We had a guide, Francesco, to see the archeological research under this church, open only by special arrangement. After passing through a museum with papal vestments, gold chalices, and 5 ft. tall candle holders (certainly not the right name), we descended underground to a former Roman palace only recently discovered.  Stone walls of a courtyard were uncovered, as well as the longest calendar fresco ever seen (basically a wall covering from the 1st century or earlier painted in fresco, depicting images portraying the months of the year. January to June on one side, July to December on the other. September was depicted as a month of harvest. I told Tim that this would be the closest he would ever be to an unprotected 1st century fresco. 
By this time it was nighttime in Rome so we saw the city’s colorful Christmas lights, the Coliseum, and the Forum brightly lit.

It was time for a gelato stop so Stefano took us to “one of the best” but I did not catch the name, near a park.  Creamy strawberry and pistachio scoops for me, dark chocolate and nut for TK. Stefano said to look for Gelaterias where they make the gelato on site.
Stefano told us that an English cemetery was nearby where British soldiers killed in World War II are buried. There is another cemetery where 9000 Americans killed in WW II are buried.
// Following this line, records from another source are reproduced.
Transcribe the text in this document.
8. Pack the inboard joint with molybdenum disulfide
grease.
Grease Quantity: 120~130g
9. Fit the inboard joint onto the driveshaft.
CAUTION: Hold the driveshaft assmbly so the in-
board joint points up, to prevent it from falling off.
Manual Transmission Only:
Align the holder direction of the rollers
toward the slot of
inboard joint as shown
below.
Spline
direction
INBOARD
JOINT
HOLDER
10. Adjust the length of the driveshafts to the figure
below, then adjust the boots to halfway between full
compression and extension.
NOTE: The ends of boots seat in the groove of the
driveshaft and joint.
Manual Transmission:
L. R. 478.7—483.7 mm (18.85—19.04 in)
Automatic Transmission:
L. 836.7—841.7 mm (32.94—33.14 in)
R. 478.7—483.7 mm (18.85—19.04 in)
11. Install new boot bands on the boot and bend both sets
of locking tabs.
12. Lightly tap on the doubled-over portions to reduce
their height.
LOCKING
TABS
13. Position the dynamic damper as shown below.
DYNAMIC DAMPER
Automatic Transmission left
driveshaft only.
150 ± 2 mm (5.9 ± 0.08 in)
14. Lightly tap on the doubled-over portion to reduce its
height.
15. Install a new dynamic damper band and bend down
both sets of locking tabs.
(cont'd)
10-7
St. Paul’s Our final stop was St. Paul’s, another outlying Vatican church. Masses were held and rosaries were being said at every church we visited. The chants added to the spiritual atmosphere everywhere we went. St. Paul is always depicted with a sword, as he was a Roman soldier before he became a follower of Jesus Christ. This was another huge basilica, with many chapels and marble statues three times life size.
Gold, Bronze, Brass, Marble Of All Colors, Huge Fluted Columns, Carved Wooden Doors 15 Feet High, Domes, Tiber River, Bridges, Cobbled Narrow Streets, Roman Ruins, Bustling Traffic, Fountains, all speak Roman to me!!

Our return ride to Ruby Princess was just as rapid. By then it was cold again and we said “Ciao” to Stefano and walked to the ship!